Op dit H-R-diagram rangschikt de verticale as de soorten sterren van de zwakste naar de helderste, terwijl de horizontale as ze rangschikt van de heetste naar de koelste, waarbij rekening wordt gehouden met hun temperatuur, kleur en stellaire classificatie. Het resultaat is een diagonale groepering die de sterren volgens deze kenmerken rangschikt: dit deel van het diagram wordt de hoofdreeks genoemd.
De meeste sterren bevinden zich in de hoofdreeks. Zij schitteren dankzij de kernfusiereacties in hun kern, waarbij waterstof in helium wordt omgezet. Deze sterren bevinden zich in het stadium waarin ze volwassen zijn en het grootste deel van hun actieve leven doorbrengen. Om in menselijke termen te spreken: de hoofdreeks is het stadium dat loopt van tiener tot het bereiken van de pensioenleeftijd. Onze zon lijkt zich in het midden van die stellaire levensduur te bevinden: het is een gele ster van het middelmatige G-type.
Het periodiek systeem der sterren
Sterren kunnen miljarden jaren schitteren, maar niets duurt eeuwig. De brandstof die ze gebruiken voor kernreacties is beperkt en raakt uiteindelijk op. Als er geen waterstof meer is om te verbranden, neemt heliumfusie het over, maar in tegenstelling tot de vorige fase is deze veel energieker. Hierdoor zwellen sterren aan het eind van hun leven op tot duizenden keren hun oorspronkelijke grootte en worden reuzen. Door de expansie verliezen ze ook warmte aan hun oppervlak, omdat ze meer energie over een groter gebied moeten verdelen, en daarom kleuren ze rood. Deze rode reuzensterren vormen een uitzondering en bevinden zich in het rechterbovengedeelte van het diagram, dat bekend staat als de rode-reuzenzone.
De rode reuzen zijn geen lang leven beschoren (op stellaire schaal) en verbruiken snel het beetje brandstof dat ze nog hebben. Wanneer dit gebeurt, heeft de ster geen kernreacties meer in zijn inwendige die de ster in leven hielden; de zwaartekracht trekt dan aan zijn gehele oppervlak en krimpt de ster tot een dwerg. Door deze brute compressie wordt de energie geconcentreerd en neemt de temperatuur van het oppervlak toe, waardoor de helderheid radicaal verandert in wit. Het lijk van een ster wordt een witte dwerg genoemd.
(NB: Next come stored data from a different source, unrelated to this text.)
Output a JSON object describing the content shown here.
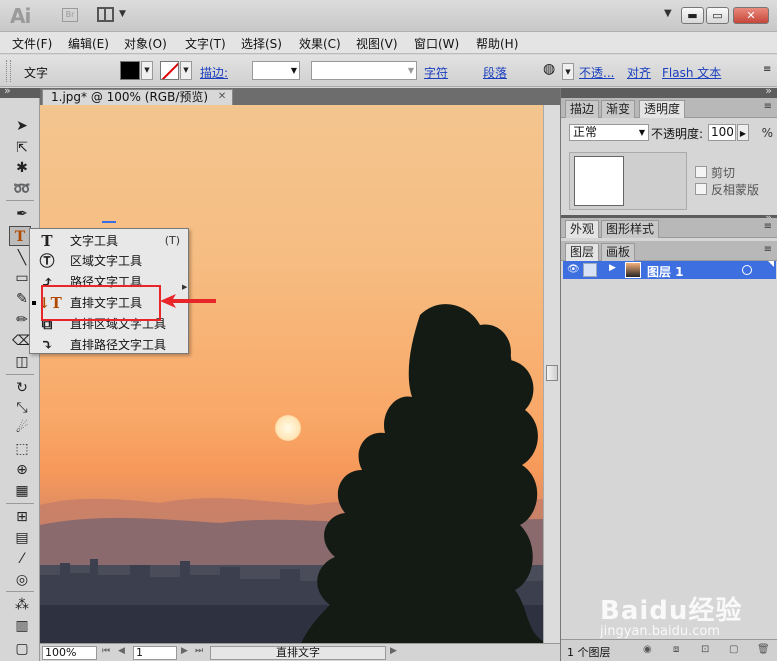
{
  "app": {
    "logo": "Ai",
    "bridge": "Br"
  },
  "window": {
    "minimize": "▬",
    "restore": "▭",
    "close": "✕"
  },
  "menu": [
    "文件(F)",
    "编辑(E)",
    "对象(O)",
    "文字(T)",
    "选择(S)",
    "效果(C)",
    "视图(V)",
    "窗口(W)",
    "帮助(H)"
  ],
  "control": {
    "tool_name": "文字",
    "stroke_label": "描边:",
    "char_link": "字符",
    "para_link": "段落",
    "opacity_link": "不透...",
    "align_link": "对齐",
    "flash_link": "Flash 文本"
  },
  "document": {
    "tab_title": "1.jpg* @ 100% (RGB/预览)"
  },
  "flyout": {
    "items": [
      {
        "icon": "T",
        "label": "文字工具",
        "shortcut": "(T)"
      },
      {
        "icon": "Ⓣ",
        "label": "区域文字工具",
        "shortcut": ""
      },
      {
        "icon": "⤴",
        "label": "路径文字工具",
        "shortcut": ""
      },
      {
        "icon": "↓T",
        "label": "直排文字工具",
        "shortcut": ""
      },
      {
        "icon": "⧉",
        "label": "直排区域文字工具",
        "shortcut": ""
      },
      {
        "icon": "⤵",
        "label": "直排路径文字工具",
        "shortcut": ""
      }
    ]
  },
  "statusbar": {
    "zoom": "100%",
    "page": "1",
    "status": "直排文字"
  },
  "panels": {
    "top_tabs": [
      "描边",
      "渐变",
      "透明度"
    ],
    "blend_mode": "正常",
    "opacity_label": "不透明度:",
    "opacity_value": "100",
    "clip_label": "剪切",
    "invert_label": "反相蒙版",
    "mid_tabs": [
      "外观",
      "图形样式"
    ],
    "layer_tabs": [
      "图层",
      "画板"
    ],
    "layer_name": "图层 1",
    "layer_count": "1 个图层"
  },
  "watermark": {
    "main": "Baidu经验",
    "sub": "jingyan.baidu.com"
  },
  "colors": {
    "highlight": "#e8262a",
    "selection": "#3d6fe0",
    "link": "#1a3fbf"
  }
}
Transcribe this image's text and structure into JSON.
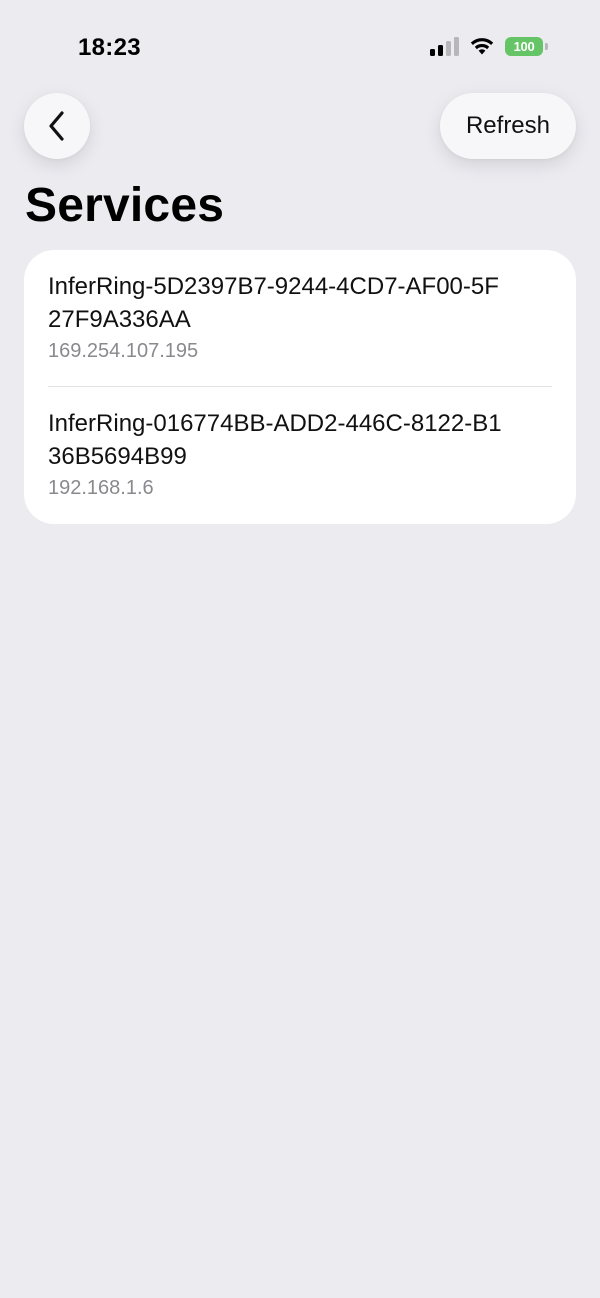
{
  "status_bar": {
    "time": "18:23",
    "battery_level": "100",
    "signal_bars_active": 2,
    "signal_bars_total": 4,
    "battery_color": "#65c466"
  },
  "nav": {
    "back_icon": "chevron-left-icon",
    "refresh_label": "Refresh"
  },
  "page": {
    "title": "Services"
  },
  "services": [
    {
      "name": "InferRing-5D2397B7-9244-4CD7-AF00-5F27F9A336AA",
      "ip": "169.254.107.195"
    },
    {
      "name": "InferRing-016774BB-ADD2-446C-8122-B136B5694B99",
      "ip": "192.168.1.6"
    }
  ],
  "colors": {
    "background": "#ebebf0",
    "card": "#ffffff",
    "secondary_text": "#8a8a8e"
  }
}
Deze stellaire lijken vormen een andere uitzondering op de hoofdreeks en bevinden zich linksonder in het diagram.
Een van de grootste prestaties van de wetenschap is zonder twijfel het periodiek systeem der elementen. Je zou kunnen zeggen dat het Hertzsprung-Russell-diagram het periodiek systeem van de sterren is. In zijn volledige vorm ziet het er misschien een beetje uit als een vreemde en vervormde regenboog; maar als we eenmaal weten hoe we het moeten lezen, kunnen we zien hoe de verschillende kleuren van de sterren verband houden met hun temperatuur, grootte, helderheid en levensfase van de sterren, op een ordelijke en elegante manier verdeeld. Het is een prachtige schatkaart voor liefhebbers van astronomie: de sleutel tot een sprong in een andere dimensie, zowel in de kennis van de kosmos als in het vermogen om te genieten van de schoonheid van het firmament.